Senate Majority Leader Harry Reid on Thursday blasted Republican senators for their refusal to support bringing former Nebraska senator Chuck Hagel’s nomination to the floor for an up or down vote. Amidst references to the unprecedented nature of the Republicans’ obstructionist efforts, Reid failed to mention his own campaign to stall a Bush-era nominee on strikingly similar grounds.
“Just when you thought things couldn’t get any worse, it gets worse,” Reid lamented on the Senate floor. “I’m going to call Chuck Hagel when I finish here and say, ‘I’m sorry, sorry this has happened. I’m sorry for the president, I’m sorry for the country, and I’m sorry for you.’”
The momentum for a filibuster picked up steam when senators John McCain and Lindsey Graham indicated they would note vote to end debate and allow a vote on the nomination until the White House provided more information on the Benghazi attack. “Chuck Hagel had nothing to do with the attack in Benghazi,” Reid argued.

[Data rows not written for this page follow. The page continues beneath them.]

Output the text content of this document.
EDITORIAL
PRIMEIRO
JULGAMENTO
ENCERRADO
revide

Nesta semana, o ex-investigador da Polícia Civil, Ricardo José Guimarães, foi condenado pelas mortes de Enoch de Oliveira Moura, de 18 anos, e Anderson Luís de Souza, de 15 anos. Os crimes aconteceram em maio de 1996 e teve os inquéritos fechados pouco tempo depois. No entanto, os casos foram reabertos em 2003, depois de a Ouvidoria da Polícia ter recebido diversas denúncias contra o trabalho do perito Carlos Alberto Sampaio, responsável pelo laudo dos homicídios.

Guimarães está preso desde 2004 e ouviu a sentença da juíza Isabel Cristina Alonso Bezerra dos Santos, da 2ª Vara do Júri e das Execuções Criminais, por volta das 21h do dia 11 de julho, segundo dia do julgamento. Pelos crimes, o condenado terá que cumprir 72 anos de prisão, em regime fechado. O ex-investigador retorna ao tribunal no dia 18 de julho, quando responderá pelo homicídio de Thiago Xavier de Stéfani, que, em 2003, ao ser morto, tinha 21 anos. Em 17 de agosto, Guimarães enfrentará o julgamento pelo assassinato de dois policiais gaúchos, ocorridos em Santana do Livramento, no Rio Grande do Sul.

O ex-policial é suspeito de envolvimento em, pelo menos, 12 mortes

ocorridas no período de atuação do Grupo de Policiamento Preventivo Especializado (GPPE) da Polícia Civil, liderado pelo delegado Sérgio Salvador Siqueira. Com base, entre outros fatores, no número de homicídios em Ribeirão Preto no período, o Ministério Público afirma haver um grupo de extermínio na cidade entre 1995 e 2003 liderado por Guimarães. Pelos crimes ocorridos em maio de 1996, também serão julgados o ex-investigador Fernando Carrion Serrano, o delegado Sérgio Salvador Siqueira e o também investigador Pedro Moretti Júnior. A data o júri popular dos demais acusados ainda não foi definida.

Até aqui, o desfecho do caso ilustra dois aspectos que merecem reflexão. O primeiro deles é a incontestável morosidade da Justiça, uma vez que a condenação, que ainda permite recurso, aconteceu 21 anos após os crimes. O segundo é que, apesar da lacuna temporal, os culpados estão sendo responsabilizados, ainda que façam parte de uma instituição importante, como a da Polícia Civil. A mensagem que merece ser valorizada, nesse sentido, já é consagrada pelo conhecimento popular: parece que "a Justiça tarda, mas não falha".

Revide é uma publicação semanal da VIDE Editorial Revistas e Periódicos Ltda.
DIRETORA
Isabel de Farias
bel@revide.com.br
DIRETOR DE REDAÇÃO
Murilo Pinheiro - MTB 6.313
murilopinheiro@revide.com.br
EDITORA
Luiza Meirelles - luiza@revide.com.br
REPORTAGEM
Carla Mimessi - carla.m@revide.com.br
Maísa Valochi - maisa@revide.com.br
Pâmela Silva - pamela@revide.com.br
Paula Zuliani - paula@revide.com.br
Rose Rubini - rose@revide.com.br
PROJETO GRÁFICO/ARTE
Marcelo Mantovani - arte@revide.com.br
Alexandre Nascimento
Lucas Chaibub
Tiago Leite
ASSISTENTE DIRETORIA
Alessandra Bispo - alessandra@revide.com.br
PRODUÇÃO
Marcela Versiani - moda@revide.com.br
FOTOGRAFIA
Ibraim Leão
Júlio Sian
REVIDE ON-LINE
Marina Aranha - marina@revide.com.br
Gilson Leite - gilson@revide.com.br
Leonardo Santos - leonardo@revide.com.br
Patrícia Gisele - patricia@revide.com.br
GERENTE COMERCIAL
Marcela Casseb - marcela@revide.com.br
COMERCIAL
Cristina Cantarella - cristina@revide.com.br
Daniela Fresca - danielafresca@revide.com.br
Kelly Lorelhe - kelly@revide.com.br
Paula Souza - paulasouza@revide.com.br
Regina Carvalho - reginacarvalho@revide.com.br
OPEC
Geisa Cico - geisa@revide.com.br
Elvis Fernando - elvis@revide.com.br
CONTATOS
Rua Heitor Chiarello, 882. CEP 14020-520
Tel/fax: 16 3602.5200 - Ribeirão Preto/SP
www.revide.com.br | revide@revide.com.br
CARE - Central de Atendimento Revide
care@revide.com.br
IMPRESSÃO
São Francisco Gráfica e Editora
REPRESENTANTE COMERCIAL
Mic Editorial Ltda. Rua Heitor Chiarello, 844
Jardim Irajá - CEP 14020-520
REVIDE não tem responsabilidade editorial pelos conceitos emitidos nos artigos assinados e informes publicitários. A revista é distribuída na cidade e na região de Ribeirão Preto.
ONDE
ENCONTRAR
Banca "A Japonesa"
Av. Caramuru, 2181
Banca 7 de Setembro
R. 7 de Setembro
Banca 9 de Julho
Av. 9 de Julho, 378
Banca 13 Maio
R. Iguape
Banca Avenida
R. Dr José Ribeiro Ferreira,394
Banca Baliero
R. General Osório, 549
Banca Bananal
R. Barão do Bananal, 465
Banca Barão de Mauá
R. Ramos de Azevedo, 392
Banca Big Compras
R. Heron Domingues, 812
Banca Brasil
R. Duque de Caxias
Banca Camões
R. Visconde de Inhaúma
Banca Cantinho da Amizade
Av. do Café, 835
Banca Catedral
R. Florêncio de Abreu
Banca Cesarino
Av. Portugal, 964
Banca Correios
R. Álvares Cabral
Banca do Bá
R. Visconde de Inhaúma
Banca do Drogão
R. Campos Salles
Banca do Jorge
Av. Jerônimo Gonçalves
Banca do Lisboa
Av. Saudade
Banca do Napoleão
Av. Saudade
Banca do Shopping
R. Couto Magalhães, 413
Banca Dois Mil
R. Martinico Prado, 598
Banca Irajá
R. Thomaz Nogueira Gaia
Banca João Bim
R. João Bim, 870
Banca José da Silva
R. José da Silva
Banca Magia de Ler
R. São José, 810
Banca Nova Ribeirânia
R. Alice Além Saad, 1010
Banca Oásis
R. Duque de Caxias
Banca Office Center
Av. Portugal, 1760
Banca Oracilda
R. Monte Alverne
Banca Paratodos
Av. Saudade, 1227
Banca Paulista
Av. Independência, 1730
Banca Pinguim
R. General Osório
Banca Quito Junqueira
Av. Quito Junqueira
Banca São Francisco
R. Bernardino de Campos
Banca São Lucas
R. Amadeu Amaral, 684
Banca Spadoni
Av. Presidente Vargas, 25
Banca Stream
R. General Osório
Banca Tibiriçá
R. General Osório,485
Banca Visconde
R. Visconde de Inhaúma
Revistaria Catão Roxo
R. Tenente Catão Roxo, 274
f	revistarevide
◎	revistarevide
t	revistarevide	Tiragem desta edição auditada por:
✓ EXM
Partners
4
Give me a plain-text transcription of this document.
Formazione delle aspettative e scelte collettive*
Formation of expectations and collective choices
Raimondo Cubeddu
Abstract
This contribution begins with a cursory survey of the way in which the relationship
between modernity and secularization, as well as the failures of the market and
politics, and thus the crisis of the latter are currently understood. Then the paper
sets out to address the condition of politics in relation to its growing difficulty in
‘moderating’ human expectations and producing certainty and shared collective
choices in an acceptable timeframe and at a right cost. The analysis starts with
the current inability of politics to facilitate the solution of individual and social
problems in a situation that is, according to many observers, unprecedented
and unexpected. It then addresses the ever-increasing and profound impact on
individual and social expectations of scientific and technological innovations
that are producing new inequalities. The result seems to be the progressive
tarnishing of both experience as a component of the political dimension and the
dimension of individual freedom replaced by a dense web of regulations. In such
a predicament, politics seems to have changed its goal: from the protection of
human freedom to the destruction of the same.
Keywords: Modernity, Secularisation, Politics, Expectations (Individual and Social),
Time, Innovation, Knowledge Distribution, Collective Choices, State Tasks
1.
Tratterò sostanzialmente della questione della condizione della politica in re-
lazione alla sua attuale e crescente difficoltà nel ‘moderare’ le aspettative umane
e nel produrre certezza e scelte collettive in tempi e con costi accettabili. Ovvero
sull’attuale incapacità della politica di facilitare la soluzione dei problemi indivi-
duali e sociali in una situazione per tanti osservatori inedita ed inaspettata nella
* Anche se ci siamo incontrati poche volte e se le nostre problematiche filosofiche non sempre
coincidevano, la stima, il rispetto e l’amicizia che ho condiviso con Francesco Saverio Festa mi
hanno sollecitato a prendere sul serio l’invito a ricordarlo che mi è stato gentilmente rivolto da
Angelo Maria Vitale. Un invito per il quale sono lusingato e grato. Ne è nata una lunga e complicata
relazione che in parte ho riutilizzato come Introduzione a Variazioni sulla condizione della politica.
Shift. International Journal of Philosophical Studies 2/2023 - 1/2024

Former Idaho governor Dirk Kempthorne didn’t have anything to do with the Bush administration’s position on public land sales in Southern Nevada, either. Nonetheless, Reid in 2006 supported a filibuster of Kempthorne’s nomination as secretary of the interior until the administration agreed to redirect funds from an enormously profitable Nevada land management fund, set to go to the Treasury Department, to Reid’s home state of Nevada.
“I said before that I couldn’t support Governor Kempthorne’s nomination unless we could come to an agreement about key public land issues,” Reid, who was the Senate minority leader at the time, said in a statement. When the Bush administration acceded to Reid’s demands, he backed off and helped clear the way for the nomination, which was approved unanimously.
Reid has repeatedly pointed to the historical nature of the GOP’s alleged obstruction of the Hagel nomination. As it turns out, Kempthorne was the last cabinet nominee to face a filibuster . . . thanks in part to Reid himself.